Wednesday, March 22nd, 5:15 pm, at the Center for the Humanities at Temple.

Pre-circulated paper via the p19 listserv or contact us.

Claire writes:

This paper is about Edith Dombey and the strange work her character does for Dickens in Dombey and Son. My aim is that you’ll see Edith – proud, angry, imperious, powerful – in all her peculiarity, and that you’ll think a bit more about what that peculiarity does to this (in some ways) quite conventional Dickens novel.

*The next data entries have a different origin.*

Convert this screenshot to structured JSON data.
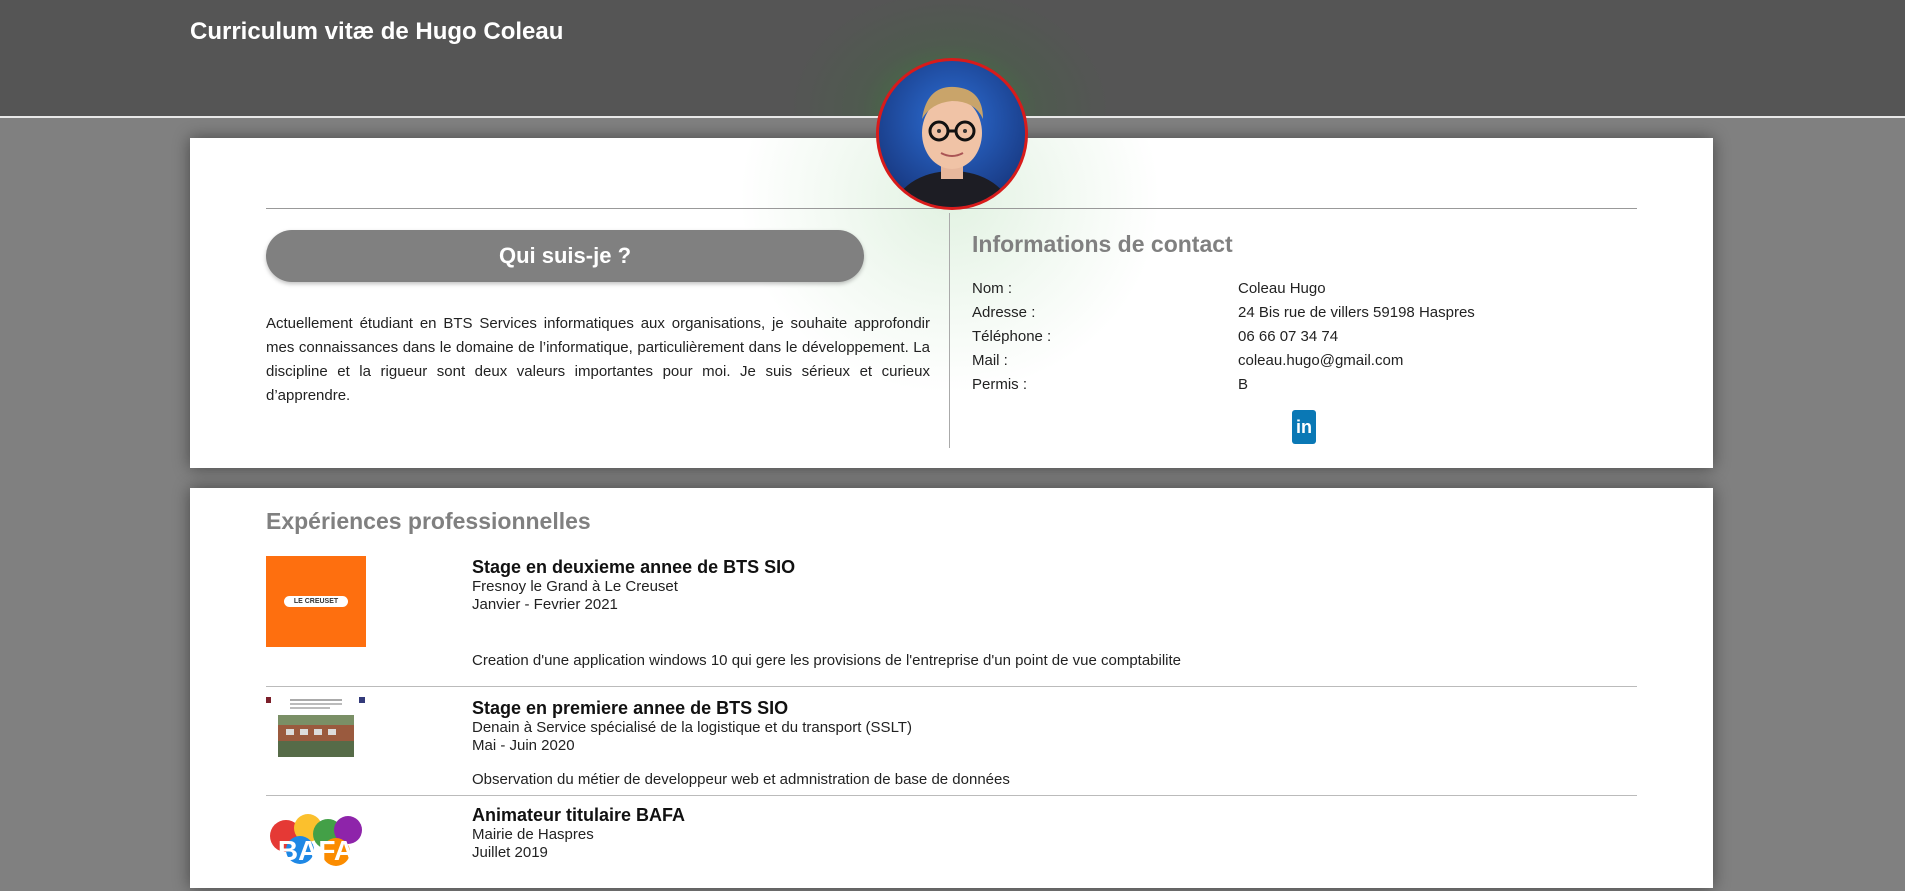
{
  "header": {
    "title": "Curriculum vitæ de Hugo Coleau"
  },
  "about": {
    "heading": "Qui suis-je ?",
    "text": "Actuellement étudiant en BTS Services informatiques aux organisations, je souhaite approfondir mes connaissances dans le domaine de l’informatique, particulièrement dans le développement. La discipline et la rigueur sont deux valeurs importantes pour moi. Je suis sérieux et curieux d’apprendre."
  },
  "contact": {
    "heading": "Informations de contact",
    "rows": [
      {
        "label": "Nom :",
        "value": "Coleau Hugo"
      },
      {
        "label": "Adresse :",
        "value": "24 Bis rue de villers 59198 Haspres"
      },
      {
        "label": "Téléphone :",
        "value": "06 66 07 34 74"
      },
      {
        "label": "Mail :",
        "value": "coleau.hugo@gmail.com"
      },
      {
        "label": "Permis :",
        "value": "B"
      }
    ],
    "linkedin_glyph": "in"
  },
  "experience": {
    "heading": "Expériences professionnelles",
    "items": [
      {
        "title": "Stage en deuxieme annee de BTS SIO",
        "place": "Fresnoy le Grand à Le Creuset",
        "dates": "Janvier - Fevrier 2021",
        "description": "Creation d'une application windows 10 qui gere les provisions de l'entreprise d'un point de vue comptabilite",
        "logo_text": "LE CREUSET"
      },
      {
        "title": "Stage en premiere annee de BTS SIO",
        "place": "Denain à Service spécialisé de la logistique et du transport (SSLT)",
        "dates": "Mai - Juin 2020",
        "description": "Observation du métier de developpeur web et admnistration de base de données"
      },
      {
        "title": "Animateur titulaire BAFA",
        "place": "Mairie de Haspres",
        "dates": "Juillet 2019",
        "logo_text": "BAFA"
      }
    ]
  },
  "colors": {
    "page_bg": "#808080",
    "header_bg": "#555555",
    "avatar_border": "#d81b1b",
    "pill_bg": "#808080",
    "linkedin": "#0a78b5",
    "creuset_orange": "#fe6f0f"
  }
}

Edith is often read as a practice run for the, in most accounts, more fully developed Estella plot in Great Expectations, written fifteen years later, but I want to think about her character on its own terms, as well as in relation to a larger panoply of womanly characters in nineteenth century fiction.

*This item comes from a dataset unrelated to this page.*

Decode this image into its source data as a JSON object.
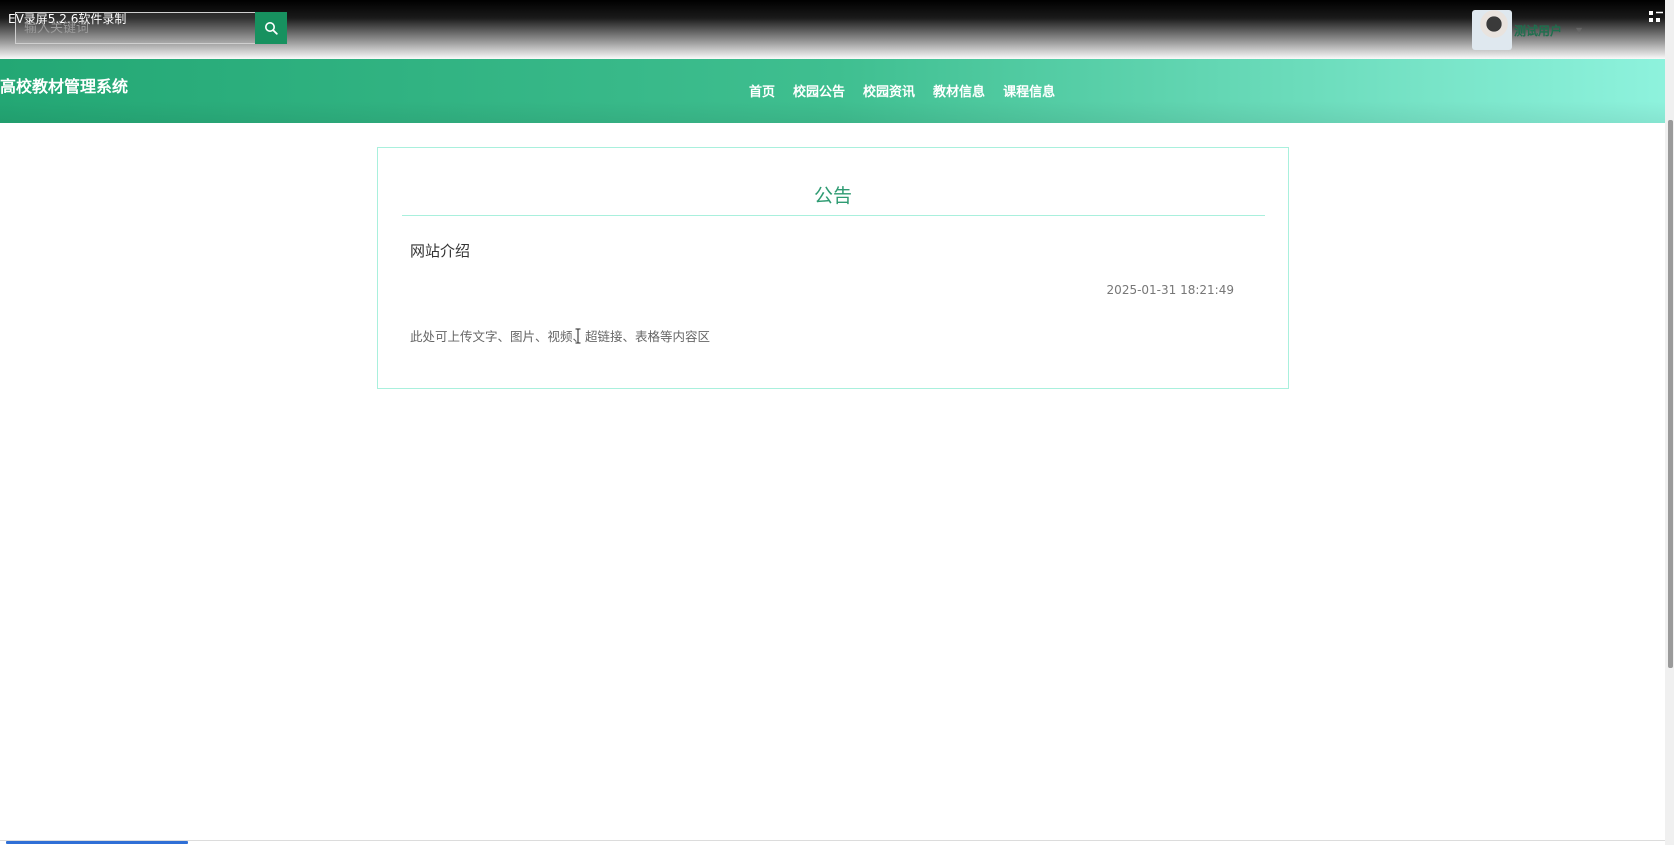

Claire Jarvis(Stanford) studies British literature of the long nineteenth century with emphasis on the novel and theories of sexuality. Her first book, Exquisite Masochism: Sex, Marriage and the Novel Form was recently published by The Johns Hopkins University Press in Spring of 2016. Claire is interested in intersections between popular culture and intellectual life, and the status of the novel in narrative studies. She has recently presented or published work on Jeff Koons, Charles Dickens, The Wire, D. H. Lawrence, Anthony Trollope, Barbara Pym, Tom McCarthy and E. L. James’ Fifty Shades of Grey Trilogy. She is currently working on a second book project, tentatively titled The Victorian Past of Literary Fiction, which analyzes 20th and 21st century literature’s uses of nineteenth century poetic, novelistic and aesthetic theories.